Жила-была в Шарлыке Розовая Ляля. Да, в сёлах, знаете ли, живут ляли. До гламурных кис они не дотягивают в силу определённых доходами обстоятельств, но кто ж им запретит быть Розовыми Лялями? Костюмчик с мини-юбкой цвета «кэнди», шпильки и блестящие ноготки – вот это вот всё.

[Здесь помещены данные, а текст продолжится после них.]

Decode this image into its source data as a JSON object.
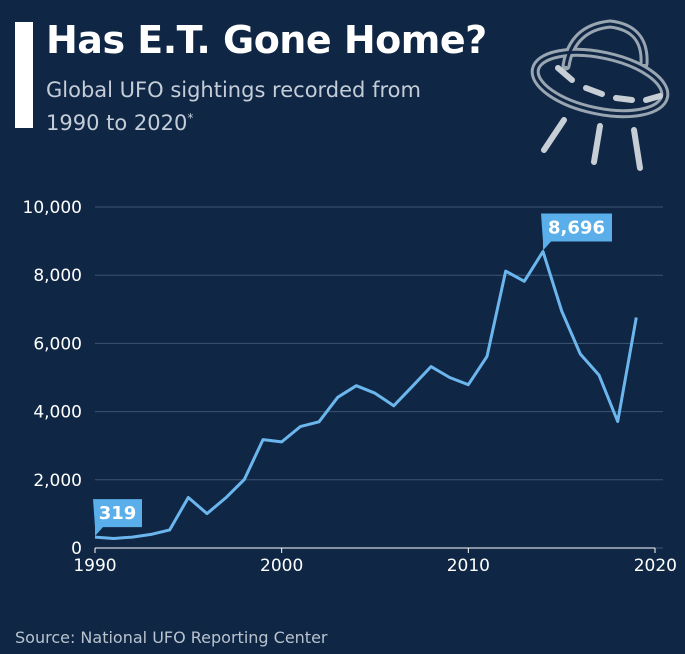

Ну и котик. У каждой Розовой Ляли должен быть котик. Не британец, конечно, и уж тем более не саванна, откуда у Ляли такие деньжищи. Просто котик, двухцветный вороватый деревенский мышелов, который, разумеется, «мой сыночек».
И вот однажды котик пропал. Он раньше пропадал только по сезону, а это в межсезонье исчез, и надолго. Ляля была безутешна. Во-первых, «сыночек» же, любименький, хоть и прохвост. Во-вторых, крысы. Сельская Розовая Ляля – это, напомню, не совсем гламурная киса. Сельская Ляля имеет подпол с соленьями и вареньями, сарай с кроликами и прочими курями, а также мешок сушёных яблок на чердаке. Тут без кошачьего дозора вообще никак.
Розовая Ляля выпросила у соседки её котейку на ночь. Соседка в просьбе не отказала, но напророчила Розовой Ляле страшные беды, ибо кот «дурной». Как так, удивилась наивная Ляля – она не знала, что коты бывают дурные. Няшные бывают, усечки-пусечки бывают, «ахтыжсволочьтакая-прибьюскотину» тоже, а дурные - это как? Ой, узнаешь, зловеще каркнула соседка, вручая Ляле огненно-рыжую тарахтелку, с виду совершенно благочестивую.
Дома у Ляли кот походил, понюхал, поел молочка, а ввечеру сказал – ну, пошёл я на улицу. Ничего ты не пошёл, возразила ему Ляля, ты сторожишь на веранде шкаф с припасами.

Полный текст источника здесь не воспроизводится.